G3: Industry insiders talk glass

What strategies have you implemented at your company to remain profitable in today’s market?

Commercial

Tommy Huskey, CEO, Gardner Glass Products, North Wilkesboro, N.C.

The economy has not been our best friend for the past 18 months to two years. It has been very rough on the construction industry, which makes up the majority of our sales. However, in a way, I’m sort of happy to report that we battened down the hatches in advance of the recession hitting. Our industry — the mirror industry — has been very competitive and in an overcapacity position for as long as I can remember, and this is my 30th year in the mirror business. Our company was founded in 1962, and up through the ‘90s, we sold mirror on a per-square-foot, truckload basis. We saw a need to change our company and our business in the late 1990s, and that’s when we invented the word “Dreamwalls.” Now, we have Dreamwalls Color Glass, Dreamwalls Marble Glass and OnGlass Experts. Originally, we were looking at creating the ‘walls of your dreams,’ and now that has been expanded to the ‘world of your dreams.’ We make products for vertical and horizontal surfaces that enhance your environment.
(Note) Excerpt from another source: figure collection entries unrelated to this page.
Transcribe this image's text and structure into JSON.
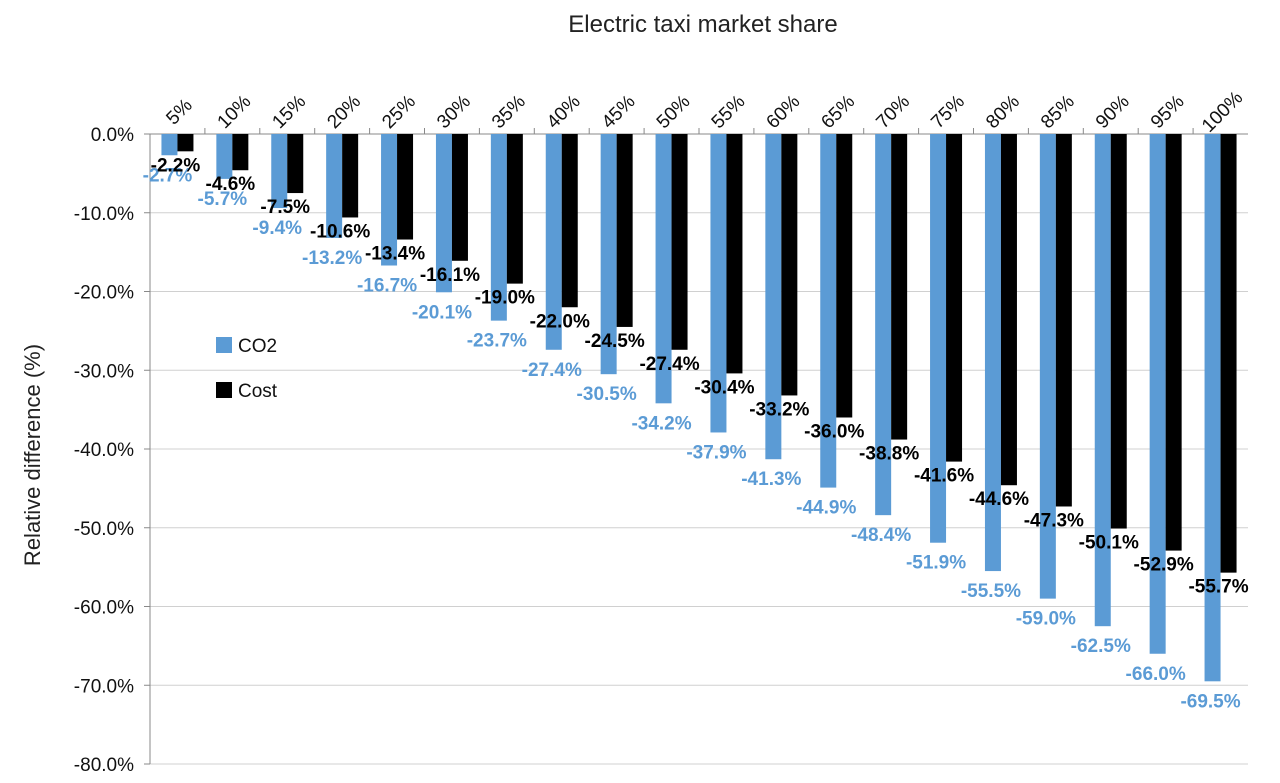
{
  "chart_data": {
    "type": "bar",
    "title": "",
    "xlabel": "Electric taxi market share",
    "ylabel": "Relative difference (%)",
    "ylim": [
      -80,
      0
    ],
    "yticks": [
      "0.0%",
      "-10.0%",
      "-20.0%",
      "-30.0%",
      "-40.0%",
      "-50.0%",
      "-60.0%",
      "-70.0%",
      "-80.0%"
    ],
    "x_axis_position": "top",
    "grid": true,
    "legend_position": "left-middle",
    "categories": [
      "5%",
      "10%",
      "15%",
      "20%",
      "25%",
      "30%",
      "35%",
      "40%",
      "45%",
      "50%",
      "55%",
      "60%",
      "65%",
      "70%",
      "75%",
      "80%",
      "85%",
      "90%",
      "95%",
      "100%"
    ],
    "series": [
      {
        "name": "CO2",
        "color": "#5b9bd5",
        "values": [
          -2.7,
          -5.7,
          -9.4,
          -13.2,
          -16.7,
          -20.1,
          -23.7,
          -27.4,
          -30.5,
          -34.2,
          -37.9,
          -41.3,
          -44.9,
          -48.4,
          -51.9,
          -55.5,
          -59.0,
          -62.5,
          -66.0,
          -69.5
        ],
        "labels": [
          "-2.7%",
          "-5.7%",
          "-9.4%",
          "-13.2%",
          "-16.7%",
          "-20.1%",
          "-23.7%",
          "-27.4%",
          "-30.5%",
          "-34.2%",
          "-37.9%",
          "-41.3%",
          "-44.9%",
          "-48.4%",
          "-51.9%",
          "-55.5%",
          "-59.0%",
          "-62.5%",
          "-66.0%",
          "-69.5%"
        ]
      },
      {
        "name": "Cost",
        "color": "#000000",
        "values": [
          -2.2,
          -4.6,
          -7.5,
          -10.6,
          -13.4,
          -16.1,
          -19.0,
          -22.0,
          -24.5,
          -27.4,
          -30.4,
          -33.2,
          -36.0,
          -38.8,
          -41.6,
          -44.6,
          -47.3,
          -50.1,
          -52.9,
          -55.7
        ],
        "labels": [
          "-2.2%",
          "-4.6%",
          "-7.5%",
          "-10.6%",
          "-13.4%",
          "-16.1%",
          "-19.0%",
          "-22.0%",
          "-24.5%",
          "-27.4%",
          "-30.4%",
          "-33.2%",
          "-36.0%",
          "-38.8%",
          "-41.6%",
          "-44.6%",
          "-47.3%",
          "-50.1%",
          "-52.9%",
          "-55.7%"
        ]
      }
    ]
  }
}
We developed a culture within our organization to help create innovation in the marketplace, and Dreamwalls has given us optimism when things might seem bleak. We haven’t gotten on base or hit a home run every time we’ve stepped up to the plate … but we’re getting a lot more at bats than we would cornered in the bat room by a contractor.
 

Retail

Diane Staples, communications coordinator, Mainstreet Computers, Belleville, Mich.

Mainstreet began to see how the declining economy was brutally impacting our software customers, which therefore rippled down to us. We were forced to evaluate business and make adjustments, but did not want to lose any of our outstanding employees in the process. So, we devised a plan that would leverage our existing resources and create a new source for revenue.

Four years ago, Mainstreet Computers expanded business to provide Web Services for glass shops and other companies. The birth of this new division addressed the marketing needs our customers had, while allowing us to keep our employee staff intact by restructuring responsibilities. We began with a few shops signing up to have a professional, custom Web site built, and it has now exploded into a solid secondary division of Mainstreet.

We know the economic and business culture will continually change. As it does, we will persist in providing business solutions that will improve efficiency and increase income for our customers, which may in effect become new profit centers for Mainstreet. 

 

Fabrication

David Cates, vice president of sales and marketing, Flat Glass Distributors, Jacksonville, Fla.

Our slogan is: “We’re redefining customer service in this industry.” From a financial standpoint, for example, it has been tough to get people to pay, and we feel like sometimes we finance the industry for our customers. But we decided to try to work with people, and we’ve had success. We’re [also] in the process of putting together a preferred partner program. It’s a customer loyalty-type reward program that provides marketing services: a Web site, e-mail surveys for customers, follow-up Internet marketing and things like that. The whole idea is to send business to our customers.